There are several limitations inherent in this study. We did not have data on longer-term outcomes, such as revision rates, so we were unable to adjust costs for the long-term quality of the surgical procedures. As we were using claims-based databases, there was a risk of misclassification or miscoding of data elements when they were collected. We also were using total charges as a proxy for the cost of surgery, and a further breakdown of charges was not available. Total charges may not be the same as the reimbursement that a provider receives or the true cost of a procedure. Billing practices may also vary across sites. We studied a large sample size from 6 states to mitigate the effects of any billing variations, and this methodology has been accepted in several previous orthopaedic publications.24,1618 Our selection of 6 states provided a geographically representative sample. However, there still may have been differences between these states and those not included in the study with regard to surgical and billing practices. Finally, the calculation of total charges did not account for postoperative care including physical therapy and out-of-work status.
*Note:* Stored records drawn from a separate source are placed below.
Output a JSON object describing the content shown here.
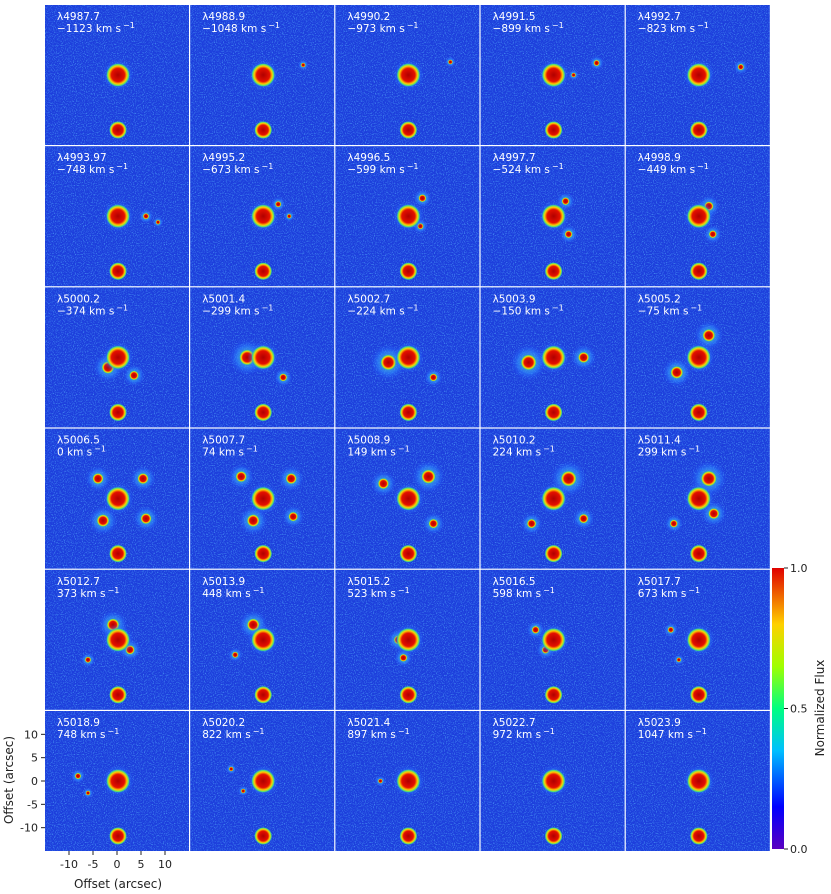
{
  "chart_data": {
    "type": "image-grid",
    "x_label": "Offset (arcsec)",
    "y_label": "Offset (arcsec)",
    "xlim": [
      -15,
      15
    ],
    "ylim": [
      -15,
      15
    ],
    "xticks": [
      -10,
      -5,
      0,
      5,
      10
    ],
    "yticks": [
      10,
      5,
      0,
      -5,
      -10
    ],
    "colorbar": {
      "label": "Normalized Flux",
      "lim": [
        0,
        1
      ],
      "ticks": [
        {
          "value": 0,
          "label": "0.0"
        },
        {
          "value": 0.5,
          "label": "0.5"
        },
        {
          "value": 1,
          "label": "1.0"
        }
      ]
    },
    "panels": [
      {
        "wavelength": "λ4987.7",
        "velocity": "−1123 km s",
        "exponent": "−1"
      },
      {
        "wavelength": "λ4988.9",
        "velocity": "−1048 km s",
        "exponent": "−1"
      },
      {
        "wavelength": "λ4990.2",
        "velocity": "−973 km s",
        "exponent": "−1"
      },
      {
        "wavelength": "λ4991.5",
        "velocity": "−899 km s",
        "exponent": "−1"
      },
      {
        "wavelength": "λ4992.7",
        "velocity": "−823 km s",
        "exponent": "−1"
      },
      {
        "wavelength": "λ4993.97",
        "velocity": "−748 km s",
        "exponent": "−1"
      },
      {
        "wavelength": "λ4995.2",
        "velocity": "−673 km s",
        "exponent": "−1"
      },
      {
        "wavelength": "λ4996.5",
        "velocity": "−599 km s",
        "exponent": "−1"
      },
      {
        "wavelength": "λ4997.7",
        "velocity": "−524 km s",
        "exponent": "−1"
      },
      {
        "wavelength": "λ4998.9",
        "velocity": "−449 km s",
        "exponent": "−1"
      },
      {
        "wavelength": "λ5000.2",
        "velocity": "−374 km s",
        "exponent": "−1"
      },
      {
        "wavelength": "λ5001.4",
        "velocity": "−299 km s",
        "exponent": "−1"
      },
      {
        "wavelength": "λ5002.7",
        "velocity": "−224 km s",
        "exponent": "−1"
      },
      {
        "wavelength": "λ5003.9",
        "velocity": "−150 km s",
        "exponent": "−1"
      },
      {
        "wavelength": "λ5005.2",
        "velocity": "−75 km s",
        "exponent": "−1"
      },
      {
        "wavelength": "λ5006.5",
        "velocity": "0 km s",
        "exponent": "−1"
      },
      {
        "wavelength": "λ5007.7",
        "velocity": "74 km s",
        "exponent": "−1"
      },
      {
        "wavelength": "λ5008.9",
        "velocity": "149 km s",
        "exponent": "−1"
      },
      {
        "wavelength": "λ5010.2",
        "velocity": "224 km s",
        "exponent": "−1"
      },
      {
        "wavelength": "λ5011.4",
        "velocity": "299 km s",
        "exponent": "−1"
      },
      {
        "wavelength": "λ5012.7",
        "velocity": "373 km s",
        "exponent": "−1"
      },
      {
        "wavelength": "λ5013.9",
        "velocity": "448 km s",
        "exponent": "−1"
      },
      {
        "wavelength": "λ5015.2",
        "velocity": "523 km s",
        "exponent": "−1"
      },
      {
        "wavelength": "λ5016.5",
        "velocity": "598 km s",
        "exponent": "−1"
      },
      {
        "wavelength": "λ5017.7",
        "velocity": "673 km s",
        "exponent": "−1"
      },
      {
        "wavelength": "λ5018.9",
        "velocity": "748 km s",
        "exponent": "−1"
      },
      {
        "wavelength": "λ5020.2",
        "velocity": "822 km s",
        "exponent": "−1"
      },
      {
        "wavelength": "λ5021.4",
        "velocity": "897 km s",
        "exponent": "−1"
      },
      {
        "wavelength": "λ5022.7",
        "velocity": "972 km s",
        "exponent": "−1"
      },
      {
        "wavelength": "λ5023.9",
        "velocity": "1047 km s",
        "exponent": "−1"
      }
    ]
  }
}
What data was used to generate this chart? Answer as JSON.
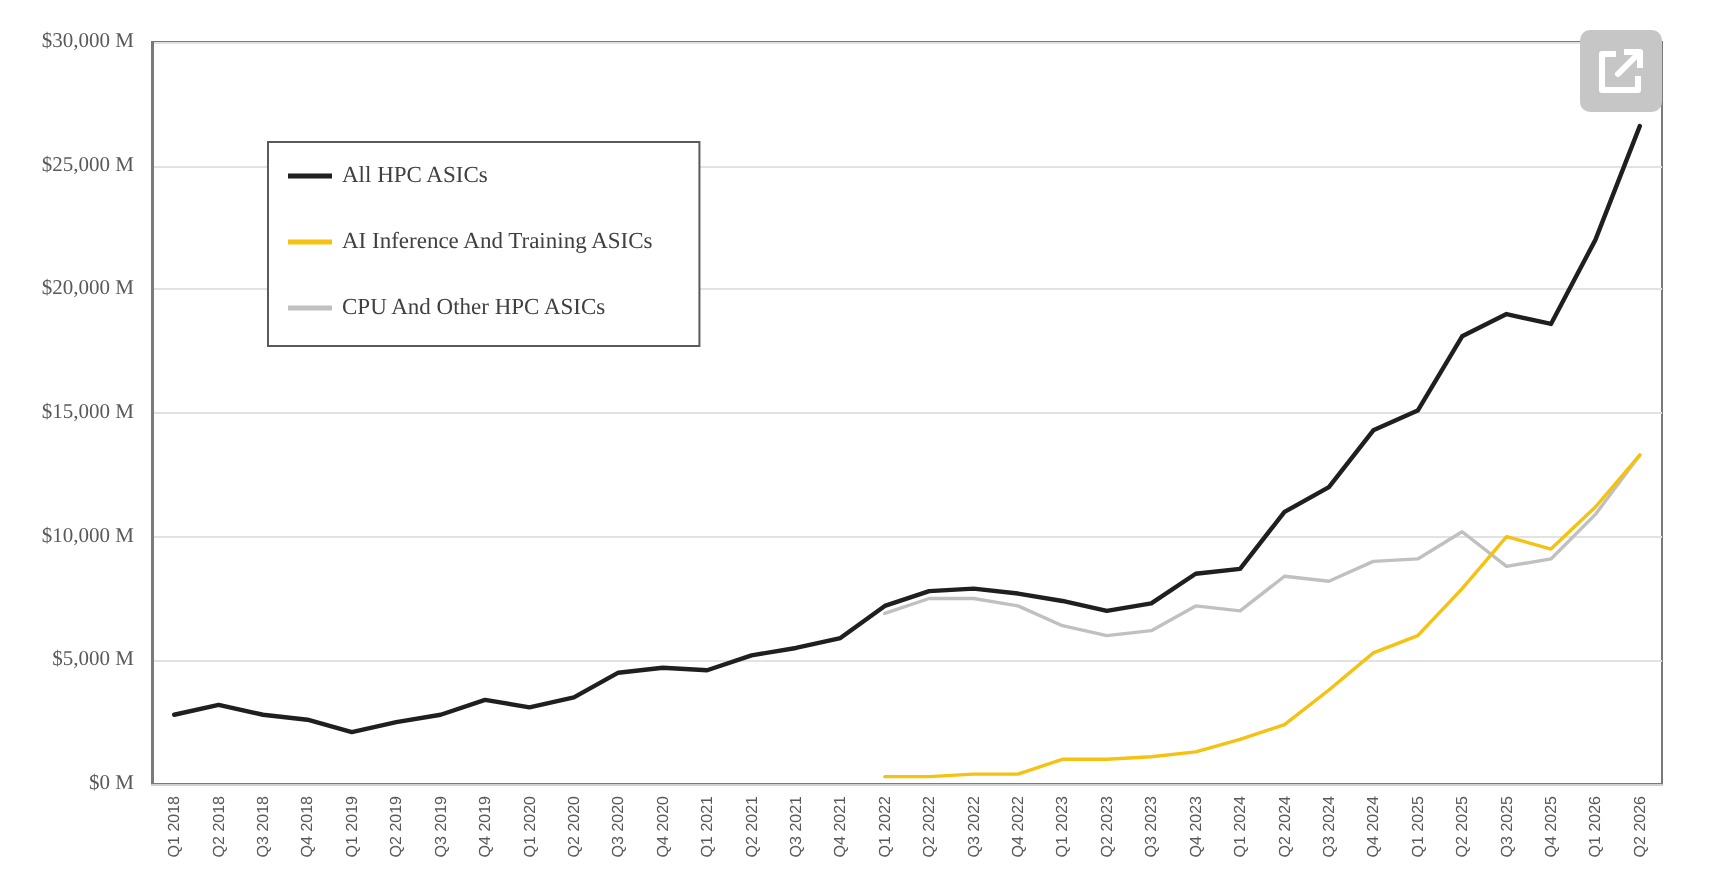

While these may have differed among the procedures, our goal was to identify surgery- and patient-specific factors associated with increased cost, and further studies may seek to identify these additional cost factors. Despite the limitations inherent in our data set, this study can better inform surgeons when counseling patients. The trends identified can also prove useful to surgeons looking for ways to achieve cost savings.

Conclusion

This study identified a number of demographic and surgical variables that influence the cost of 3 methods of anterior shoulder stabilization. Postoperative admission to the hospital was the largest cost driver for arthroscopic Bankart repair and the Latarjet procedure. Low-volume surgical facilities were the largest cost driver for open Bankart repair. Privately owned and high-volume surgery centers both had lower costs when compared with hospital-owned and low-volume surgery centers. Longer operative times increased costs across all 3 procedures, and use of a nerve block increased costs in the arthroscopic Bankart and Latarjet groups. Surgeons may find these trends useful for reducing costs in their practices, particularly considering increasing trends toward bundled health care payments.

Footnotes

Final revision submitted February 5, 2020; accepted February 21, 2020.

One or more of the authors has declared the following potential conflict of interest or source of funding: S.L.B. has received educational fees from Stryker and hospitality payments from Zimmer Biomet. B.D.O. has received consulting fees from DePuy, Linvatec, the Musculoskeletal Transplant Foundation, and Vericel and is a paid associate editor for The American Journal of Sports Medicine. AOSSM checks author disclosures against the Open Payments Database (OPD). AOSSM has not conducted an independent investigation on the OPD and disclaims any liability or responsibility relating thereto.

Ethical approval was not sought for the present study.